Nessas áreas, onde se concentram fauna e flora endêmicas, floresce também modos de vida específicos e adaptados a vida no sertão, como as comunidades tradicionais, quilombolas, indígenas e de fundo e fecho de pasto.

Por Taciere Santana*

  Nas regras gramaticais da língua portuguesa o prefixo “re” parte de ideia de reformular algo que já existe, como começar de novo, indicando o reforço da nova tentativa. Mas para os brasileiros que vivem em regiões semiáridas a utilização do prefixo revela a força da permanência em um bioma, pés na terra e vivência comunitária.

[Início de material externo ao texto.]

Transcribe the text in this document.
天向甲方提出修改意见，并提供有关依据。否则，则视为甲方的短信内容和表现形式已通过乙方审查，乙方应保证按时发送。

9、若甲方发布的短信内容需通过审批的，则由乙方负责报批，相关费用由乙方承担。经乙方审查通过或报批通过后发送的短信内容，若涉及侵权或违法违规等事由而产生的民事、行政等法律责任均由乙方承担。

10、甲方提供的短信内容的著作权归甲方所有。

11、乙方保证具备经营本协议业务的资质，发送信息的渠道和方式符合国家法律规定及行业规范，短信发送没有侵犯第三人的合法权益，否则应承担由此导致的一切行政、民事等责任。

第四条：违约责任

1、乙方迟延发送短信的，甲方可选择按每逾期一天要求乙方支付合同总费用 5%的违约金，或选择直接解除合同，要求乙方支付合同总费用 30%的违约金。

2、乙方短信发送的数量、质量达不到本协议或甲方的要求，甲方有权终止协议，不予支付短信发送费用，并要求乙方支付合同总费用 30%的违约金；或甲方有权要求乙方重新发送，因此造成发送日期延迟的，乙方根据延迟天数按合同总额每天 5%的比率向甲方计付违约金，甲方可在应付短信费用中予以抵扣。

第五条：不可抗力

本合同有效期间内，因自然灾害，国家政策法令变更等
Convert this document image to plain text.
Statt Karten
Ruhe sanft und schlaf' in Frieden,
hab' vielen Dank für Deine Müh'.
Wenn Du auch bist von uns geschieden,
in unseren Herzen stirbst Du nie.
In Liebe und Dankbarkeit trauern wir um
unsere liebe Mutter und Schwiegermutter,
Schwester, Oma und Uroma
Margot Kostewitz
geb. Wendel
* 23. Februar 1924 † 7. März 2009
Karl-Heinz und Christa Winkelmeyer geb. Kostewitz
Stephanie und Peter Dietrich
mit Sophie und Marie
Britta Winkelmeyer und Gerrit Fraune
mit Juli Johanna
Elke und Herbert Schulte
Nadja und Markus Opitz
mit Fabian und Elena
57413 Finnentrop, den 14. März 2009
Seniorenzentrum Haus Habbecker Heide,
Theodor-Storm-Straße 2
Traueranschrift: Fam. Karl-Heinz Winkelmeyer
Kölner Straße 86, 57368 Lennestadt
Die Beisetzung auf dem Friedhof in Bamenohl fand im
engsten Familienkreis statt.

Para essa população, a junção do “re” + “caatinga” parte da valorização do bioma Caatinga como um ecossistema vivo e produtivo, dessa forma, o recaatingamento consiste em uma metodologia para recuperar áreas degradas e conservar, promovendo oportunidades de renda, sustentabilidade e qualidade de vida para essas regiões.  O processo de regeneração natural dessas áreas é lento, a recuperação inicial acontece somente a partir de 15 anos, segundo o  Instituto Regional da Pequena Agropecuária Apropriada (IRPAA).

Comunidade produtiva na Caatinga. Foto reprodução: cartilhas do IRPAA

  A palavra Caatinga tem origem no Tupi e significa “mata branca”, devido ao aspecto acinzentado que adquire durante os períodos de seca.  Com predominância no Nordeste brasileiro, a Caatinga corresponde a cerca de 862.818km² (IBGE, 2019), cerca de 10,1% do território nacional e 53,49% da região Nordeste, segundo a Associação Caatinga. Ocupa a totalidade do estado do Ceará e parte do território de Alagoas, Bahia, Maranhão, Minas Gerais, Paraíba, Pernambuco, Piauí, Rio Grande do Norte e Sergipe. O bioma é um patrimonio biológico exclusivamente brasileiro, ou seja, não é encontrado em nenhuma outra região do mundo.

  Segundo o Ministerio do Desenvolvimento Agrário (MDA, 2017) aproximadamente 27 milhões de pessoas residem no Semiárido Brasileiro, dessas, 40% dependem diretamente do bioma para sua sobrevivência. 

Área de ocorrência do Bioma Caatinga e altimetria do Semiárido brasileiro. Fonte: Embrapa

  Nessas áreas, onde se concentram fauna e flora endêmicas, floresce também modos de vida específicos e adaptados a vida no sertão, como as comunidades tradicionais, quilombolas, indígenas e de fundo e fecho de pasto. Esse último, consiste em um sistema de ocupação coletiva de terras e uso comunitário, além das áreas familiares que são individuais. Nessas comunidades, os animais são criados soltos em espaços nos espaços da Caatinga e Cerrado, e árvores como o umbuzeiro, tamarindo e juazeiros produzem frutos essenciais para a alimentação dos bichos e da população. 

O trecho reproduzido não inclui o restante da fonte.